Here, we're using a critical threshold of 61 even though we're targetting 62 days. This is because of the way that the values from stateDuration flow:

Day of renewal: -1.00 (the predicate r._value < 1 didn't evaluate true)
Day after renewal: 0.00 (the predicate evaluated true, but it hasn't been a full day yet)
Next day: 1.00 (yesterday was the first full day)

Therefore, on day 62, the value of stateDuration would be 60.

Note: We could have implemented a similar check using Kapacitor's stateDuration node, but I prefer to have a common query between dashboard graphs and alerting as it reduces the risk of confusion when troubleshooting.

When a domain breaches the threshold, a notification email is sent

domain tipped past threshold

And, if a subsequent renewal occurs (because we fixed the issue) we get a recovery email

domain recovered

No email will be sent for a certificate that's only just been issued, nor for one which correctly renews within our 62 day threshold.

The recovery email is the reason that we configured the task to run every 15 minutes: it ensures that state is rechecked regularly so that recovery notifications appear within a sensible timeframe. If you're not concerned about that, then the task could instead be configured to run every few hours, or even daily.

Conclusion

We've probably all been burnt, at least once, by certbot failing to renew for some reason.

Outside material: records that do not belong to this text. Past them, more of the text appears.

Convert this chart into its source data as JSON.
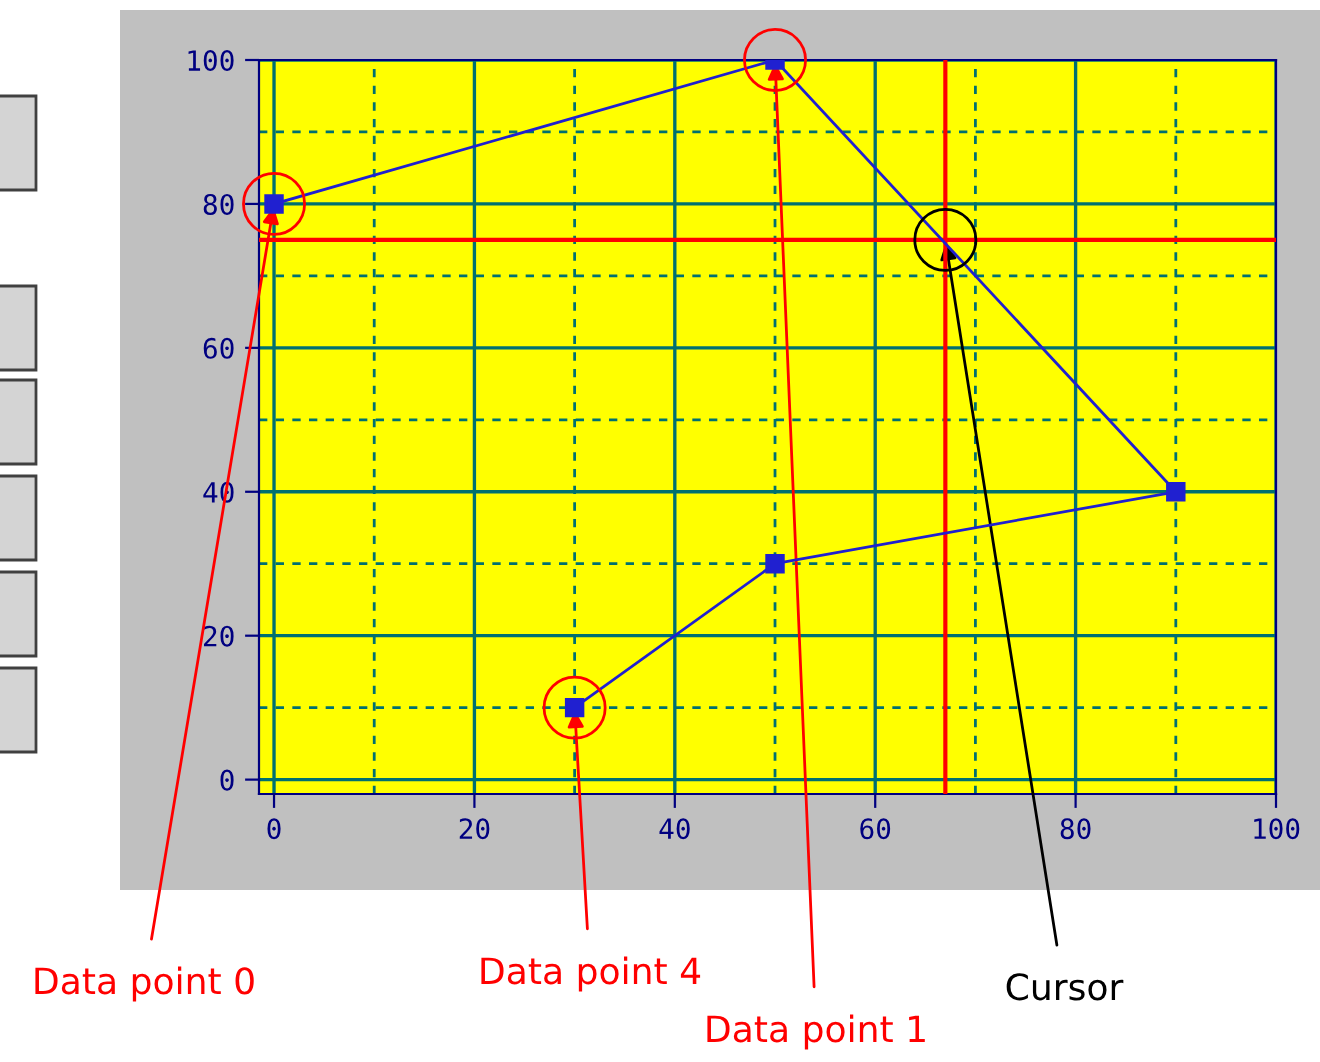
{
  "chart_data": {
    "type": "line",
    "x": [
      0,
      50,
      90,
      50,
      30
    ],
    "series": [
      {
        "color": "#2020d0",
        "values": [
          80,
          100,
          40,
          30,
          10
        ]
      }
    ],
    "xlim": [
      -1.5,
      100
    ],
    "ylim": [
      -2,
      100
    ],
    "xticks": [
      0,
      {
        "value": 10,
        "label": null
      },
      20,
      {
        "value": 30,
        "label": null
      },
      40,
      {
        "value": 50,
        "label": null
      },
      60,
      {
        "value": 70,
        "label": null
      },
      80,
      {
        "value": 90,
        "label": null
      },
      100
    ],
    "yticks": [
      0,
      {
        "value": 10,
        "label": null
      },
      20,
      {
        "value": 30,
        "label": null
      },
      40,
      {
        "value": 50,
        "label": null
      },
      60,
      {
        "value": 70,
        "label": null
      },
      80,
      {
        "value": 90,
        "label": null
      },
      100
    ],
    "grid": true,
    "marker": "square",
    "line_style": "solid",
    "ref_lines": [
      {
        "axis": "x",
        "value": 67,
        "color": "#ff0000"
      },
      {
        "axis": "y",
        "value": 75,
        "color": "#ff0000"
      }
    ],
    "annotations": [
      {
        "text": "Data point 0",
        "x": 0,
        "y": 80
      },
      {
        "text": "Data point 4",
        "x": 30,
        "y": 10
      },
      {
        "text": "Data point 1",
        "x": 50,
        "y": 100
      },
      {
        "text": "Cursor",
        "x": 67,
        "y": 75
      }
    ]
  }
}
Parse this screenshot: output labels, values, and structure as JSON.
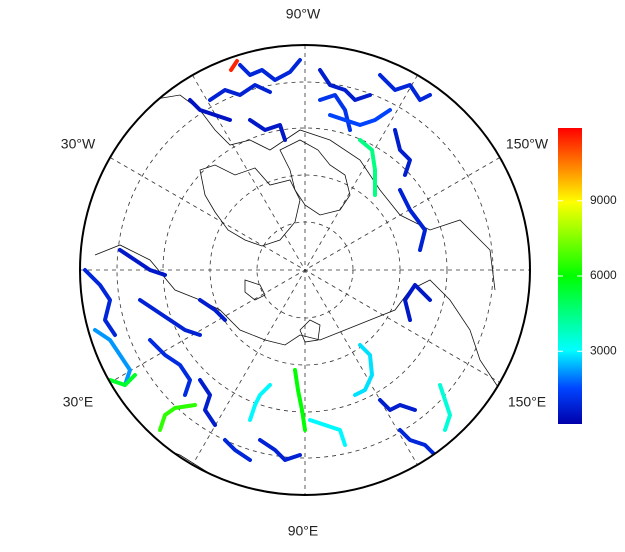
{
  "map": {
    "longitude_labels": [
      "90°W",
      "30°W",
      "150°W",
      "30°E",
      "150°E",
      "90°E"
    ],
    "river_values": [
      800,
      900,
      700,
      1200,
      4500,
      1500,
      900,
      800,
      11500,
      600,
      500,
      700,
      900,
      2200,
      5500,
      6500,
      800,
      600,
      1000,
      700,
      1500,
      3000,
      6000,
      3000,
      2800,
      3500,
      700,
      800,
      900,
      600,
      700,
      900
    ],
    "colorbar": {
      "lim": [
        100,
        11900
      ],
      "ticks": [
        3000,
        6000,
        9000
      ]
    }
  }
}
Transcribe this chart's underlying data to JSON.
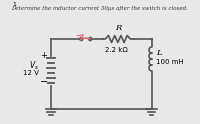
{
  "title": "Determine the inductor current 30µs after the switch is closed.",
  "bg_color": "#e8e8e8",
  "R_label": "R",
  "R_value": "2.2 kΩ",
  "L_label": "L",
  "L_value": "100 mH",
  "Vs_label": "V_s",
  "Vs_value": "12 V",
  "fig_width": 2.0,
  "fig_height": 1.24,
  "dpi": 100
}
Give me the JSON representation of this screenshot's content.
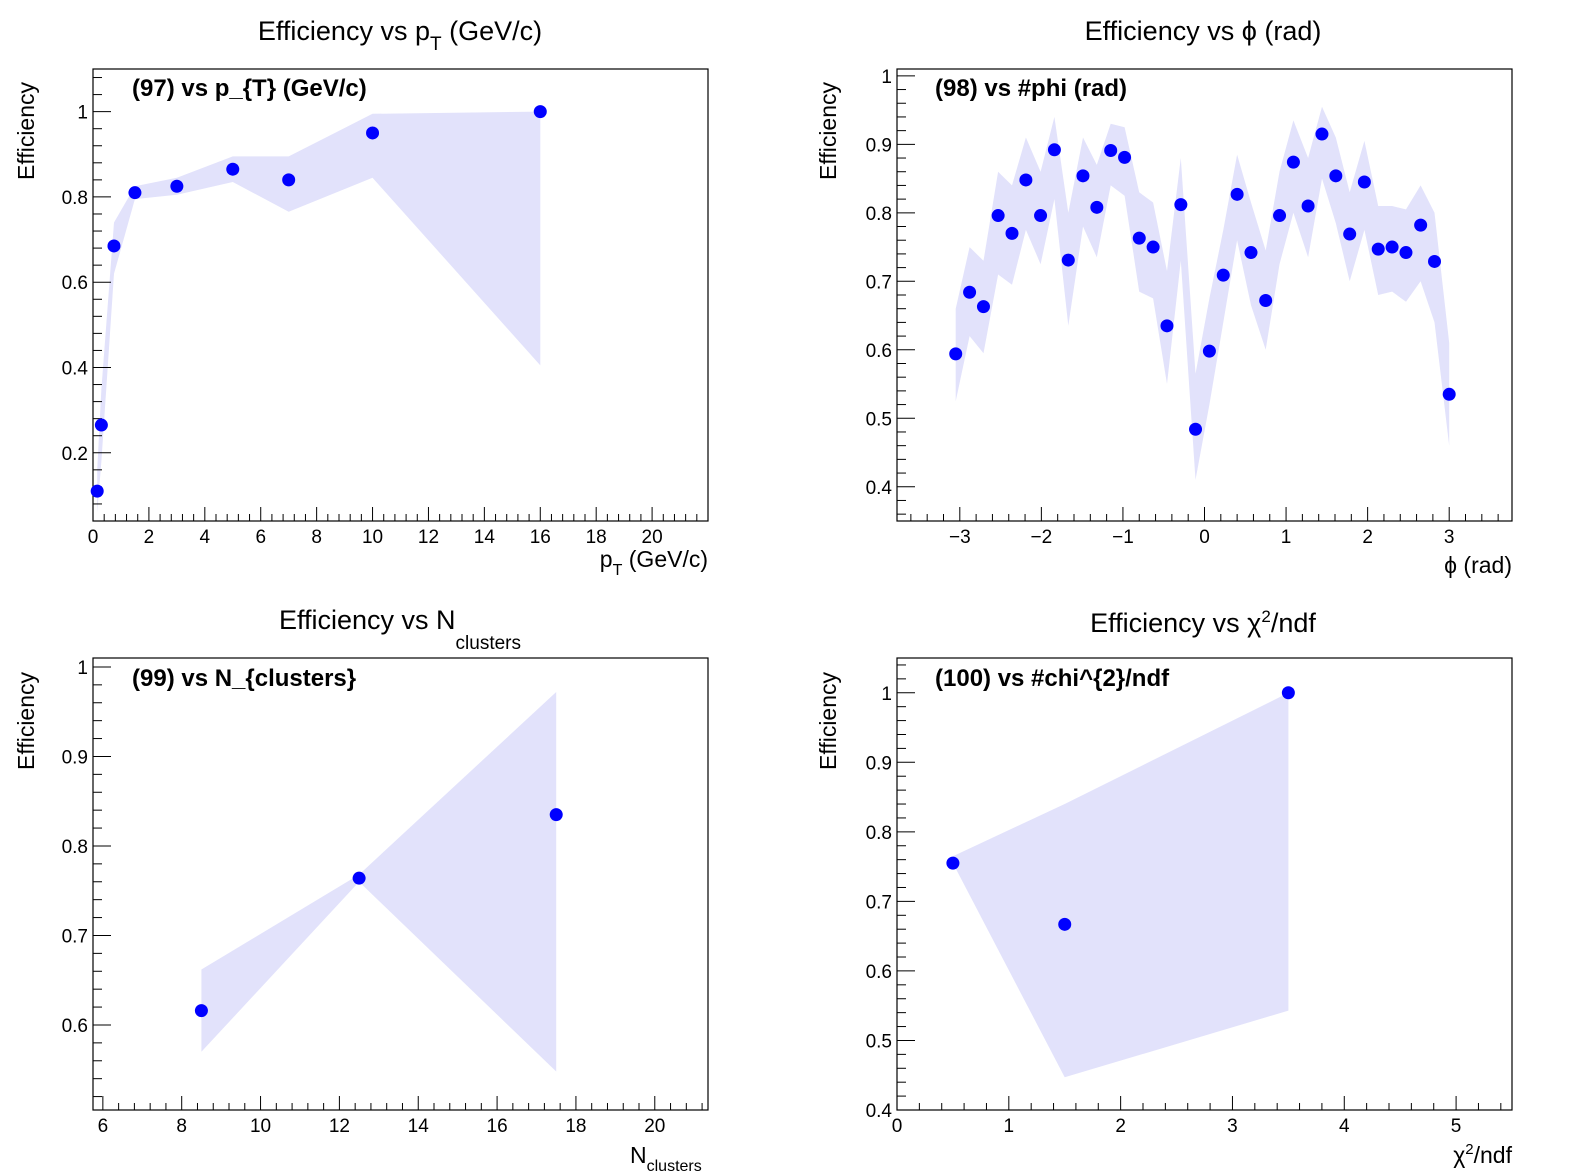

Traditionally, monitoring might watch for certificates that are within 2 weeks of expiry, but this can be too short for larger deployments or exceptionally busy periods. Even where that's not the case, there's an inherent risk involved in relying on a single health-check, as failures in the check might lead to false negatives.

It's trivial, however, to create and install a certbot hook that'll report every certificate renewal into InfluxDB, allowing alerting via tasks or Kapacitor if a renewal doesn't occur within an expected timeframe.